Echoing the classic scene from “A Charlie Brown Christmas,” more than 10 students break into carefree dances like ballroom and the Bernie, their moves as different as their preferred studies and places of origin. But minutes into the impromptu performance, the dance comes to a halt and the students reveal why they actually gathered: politics.
“I’m here because I don’t vote, and I’m afraid to tell people I don’t vote,” said Skye Serijan, a fourth-year world arts and cultures and religious studies student.
As part of the month-long class Election Theater, Serijan and a handful of other students were tasked with examining the current political race. Afterward, they formed a theatrical play around the topic in just under a week, the initial dance being a demonstration of the varying opinions and backgrounds present in the group. Tonight, and for the next two weeks, the class will perform its piece in the residence halls in hopes of starting a discussion about how college students can get involved in politics.
UCLA’s Election Theater was developed out of the Re-Generation Initiative, a 2011 startup group that similarly challenges audiences to discuss pressing national issues, the main topic being politics.
Dr. Debra Vidali, an anthropology professor at Emory University in Atlanta, Re-Generation Initiative’s founder and an organizer for Election Theater, said the engaging visuals of Election Theater will probably attract more students and raise their interests.
“It’s mainly a form of civic theater,” Vidali said. “It’s really a chance to voice difficult issues and get voices out there, and sort of debunk this idea that young people are apathetic or that they’re all going out to save the world. There’s everything in between.”
While Vidali provided a few general ideas as structure for the project, it was really the students in the class who created the generative theater performance, a form of theater in which the ensemble develops the material.
After meeting for the first time to watch the first presidential debate earlier this month, the students pulled from their own personal political experiences along with what they viewed during the debates to create each scene of the 15-minute performance.
“Everybody bounced ideas off of each other and … it was super collaborative,” Serijan said. “It was a really cool new experience (and it was) the result of a lot of people’s work and input.”
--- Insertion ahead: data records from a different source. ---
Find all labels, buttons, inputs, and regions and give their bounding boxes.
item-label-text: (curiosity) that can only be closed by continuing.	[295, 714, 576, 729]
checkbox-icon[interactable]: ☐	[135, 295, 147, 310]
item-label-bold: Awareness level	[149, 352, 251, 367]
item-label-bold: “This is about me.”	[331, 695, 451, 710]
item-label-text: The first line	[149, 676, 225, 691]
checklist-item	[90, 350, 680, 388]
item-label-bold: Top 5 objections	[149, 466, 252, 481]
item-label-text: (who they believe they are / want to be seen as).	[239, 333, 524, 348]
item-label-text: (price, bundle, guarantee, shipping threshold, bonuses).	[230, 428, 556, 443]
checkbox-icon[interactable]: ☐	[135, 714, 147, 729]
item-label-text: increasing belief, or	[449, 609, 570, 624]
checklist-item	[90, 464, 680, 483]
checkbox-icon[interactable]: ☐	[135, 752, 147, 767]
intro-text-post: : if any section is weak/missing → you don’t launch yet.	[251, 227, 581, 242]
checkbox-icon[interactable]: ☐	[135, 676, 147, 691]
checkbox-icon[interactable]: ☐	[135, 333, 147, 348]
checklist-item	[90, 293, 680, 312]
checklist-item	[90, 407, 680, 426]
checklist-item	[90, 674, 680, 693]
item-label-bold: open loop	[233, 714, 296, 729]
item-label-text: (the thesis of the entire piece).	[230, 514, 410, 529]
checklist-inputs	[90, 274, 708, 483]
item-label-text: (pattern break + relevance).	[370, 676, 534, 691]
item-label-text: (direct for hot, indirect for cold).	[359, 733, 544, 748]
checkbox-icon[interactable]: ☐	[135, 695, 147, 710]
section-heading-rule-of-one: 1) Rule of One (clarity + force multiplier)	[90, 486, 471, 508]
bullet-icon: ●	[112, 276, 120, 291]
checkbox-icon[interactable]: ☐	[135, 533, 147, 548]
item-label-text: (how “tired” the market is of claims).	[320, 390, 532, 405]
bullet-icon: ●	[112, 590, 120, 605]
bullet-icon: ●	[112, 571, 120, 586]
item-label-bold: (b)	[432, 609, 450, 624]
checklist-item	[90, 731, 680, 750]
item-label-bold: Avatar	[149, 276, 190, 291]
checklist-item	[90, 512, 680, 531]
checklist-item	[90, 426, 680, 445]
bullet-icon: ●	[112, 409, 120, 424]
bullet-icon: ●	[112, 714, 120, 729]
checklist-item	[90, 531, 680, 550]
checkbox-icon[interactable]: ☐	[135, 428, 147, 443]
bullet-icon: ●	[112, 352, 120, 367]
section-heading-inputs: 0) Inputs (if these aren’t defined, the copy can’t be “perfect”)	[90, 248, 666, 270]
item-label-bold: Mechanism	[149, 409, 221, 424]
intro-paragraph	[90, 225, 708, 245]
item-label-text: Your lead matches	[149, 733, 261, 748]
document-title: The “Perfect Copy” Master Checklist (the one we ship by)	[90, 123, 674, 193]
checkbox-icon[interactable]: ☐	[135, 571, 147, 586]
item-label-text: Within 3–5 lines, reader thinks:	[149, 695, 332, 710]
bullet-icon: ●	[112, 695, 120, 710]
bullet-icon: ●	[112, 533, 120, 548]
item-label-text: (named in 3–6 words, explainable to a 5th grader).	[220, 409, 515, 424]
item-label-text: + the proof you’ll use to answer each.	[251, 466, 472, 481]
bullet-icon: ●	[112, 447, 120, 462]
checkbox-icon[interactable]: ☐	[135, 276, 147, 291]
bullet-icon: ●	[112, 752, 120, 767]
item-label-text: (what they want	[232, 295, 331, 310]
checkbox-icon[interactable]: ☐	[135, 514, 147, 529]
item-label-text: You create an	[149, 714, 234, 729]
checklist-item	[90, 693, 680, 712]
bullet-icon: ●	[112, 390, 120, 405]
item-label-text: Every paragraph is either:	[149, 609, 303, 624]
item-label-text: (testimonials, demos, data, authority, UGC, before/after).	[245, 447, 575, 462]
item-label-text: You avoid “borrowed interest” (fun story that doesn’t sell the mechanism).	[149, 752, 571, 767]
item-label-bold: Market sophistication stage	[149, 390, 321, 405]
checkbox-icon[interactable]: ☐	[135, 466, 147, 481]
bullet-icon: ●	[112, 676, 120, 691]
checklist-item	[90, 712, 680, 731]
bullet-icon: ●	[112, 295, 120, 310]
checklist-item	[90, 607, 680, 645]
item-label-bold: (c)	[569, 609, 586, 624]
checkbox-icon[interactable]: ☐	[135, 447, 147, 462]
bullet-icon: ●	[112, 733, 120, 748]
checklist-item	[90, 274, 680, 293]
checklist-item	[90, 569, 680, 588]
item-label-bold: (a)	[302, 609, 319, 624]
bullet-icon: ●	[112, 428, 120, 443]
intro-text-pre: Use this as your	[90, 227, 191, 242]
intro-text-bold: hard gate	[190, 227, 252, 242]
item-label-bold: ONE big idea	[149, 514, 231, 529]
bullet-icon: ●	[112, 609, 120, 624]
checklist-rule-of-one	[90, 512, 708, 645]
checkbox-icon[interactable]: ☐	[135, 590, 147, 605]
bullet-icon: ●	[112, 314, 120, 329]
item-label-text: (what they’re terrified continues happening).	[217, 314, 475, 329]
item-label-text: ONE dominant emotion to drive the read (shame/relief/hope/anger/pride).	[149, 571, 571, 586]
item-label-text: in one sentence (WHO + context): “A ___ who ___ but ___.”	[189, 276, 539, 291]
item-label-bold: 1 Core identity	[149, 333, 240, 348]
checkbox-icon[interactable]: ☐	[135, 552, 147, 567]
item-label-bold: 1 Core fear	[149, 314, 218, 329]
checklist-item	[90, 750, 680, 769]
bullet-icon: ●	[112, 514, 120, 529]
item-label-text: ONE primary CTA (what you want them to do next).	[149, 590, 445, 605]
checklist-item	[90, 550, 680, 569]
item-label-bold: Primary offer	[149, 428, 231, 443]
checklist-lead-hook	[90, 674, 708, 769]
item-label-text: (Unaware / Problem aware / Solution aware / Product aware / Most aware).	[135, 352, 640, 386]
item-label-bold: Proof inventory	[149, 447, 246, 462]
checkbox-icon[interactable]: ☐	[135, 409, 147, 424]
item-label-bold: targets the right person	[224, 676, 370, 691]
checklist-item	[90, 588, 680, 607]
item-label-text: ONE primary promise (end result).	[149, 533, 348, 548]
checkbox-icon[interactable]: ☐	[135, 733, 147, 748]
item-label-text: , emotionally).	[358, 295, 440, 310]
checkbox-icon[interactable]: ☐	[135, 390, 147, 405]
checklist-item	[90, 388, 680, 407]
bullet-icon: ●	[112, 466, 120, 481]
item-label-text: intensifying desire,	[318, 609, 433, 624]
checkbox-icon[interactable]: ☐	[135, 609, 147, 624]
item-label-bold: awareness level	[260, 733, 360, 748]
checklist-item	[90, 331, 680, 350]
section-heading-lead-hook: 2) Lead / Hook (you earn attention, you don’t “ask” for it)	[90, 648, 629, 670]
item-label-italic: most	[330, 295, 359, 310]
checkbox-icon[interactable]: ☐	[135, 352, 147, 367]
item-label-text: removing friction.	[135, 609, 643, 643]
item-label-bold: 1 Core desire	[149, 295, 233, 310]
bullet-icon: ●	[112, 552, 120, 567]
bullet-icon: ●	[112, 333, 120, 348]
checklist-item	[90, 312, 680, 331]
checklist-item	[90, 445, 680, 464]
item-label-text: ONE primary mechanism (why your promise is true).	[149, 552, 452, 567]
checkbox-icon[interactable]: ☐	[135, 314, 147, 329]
Other than the initial dance piece, the students will reflect on pundits, the complexity of propositions and will even host a short debate, all while informing the audience through song and dance of the current issues in this year’s election. Afterward, audience members are invited to talk about any part of the performance that caught their interest.
Remembering her own college experience, Jenna Delgado, Election Theater’s teaching assistant, said she wished she had had access to a similar performance years ago since politics have still remained an avoided point of conversation.
“I know that when I was in this college-age demographic most of my peers were not interested in voting and it’s something that I hear remains true through the last couple of generations,” Delgado said.
And while it’s the theatrical play that gets students involved, it’s the discussion portion that determines the project’s true success, said Bobby Gordon, director of special projects for the UCLA Art & Global Health Center and one of Election Theater’s organizers. Gordon said he thinks theater is the perfect medium to garner the intended effect.
“Theater asks more questions than it answers,” Gordon said. “It’s an opportunity to create art that sparks dialogue and make the UCLA campus think about the election and really think about the issues that are far more complex than just Democrat or Republican, but are as unique as every single person that’s in the conversation.”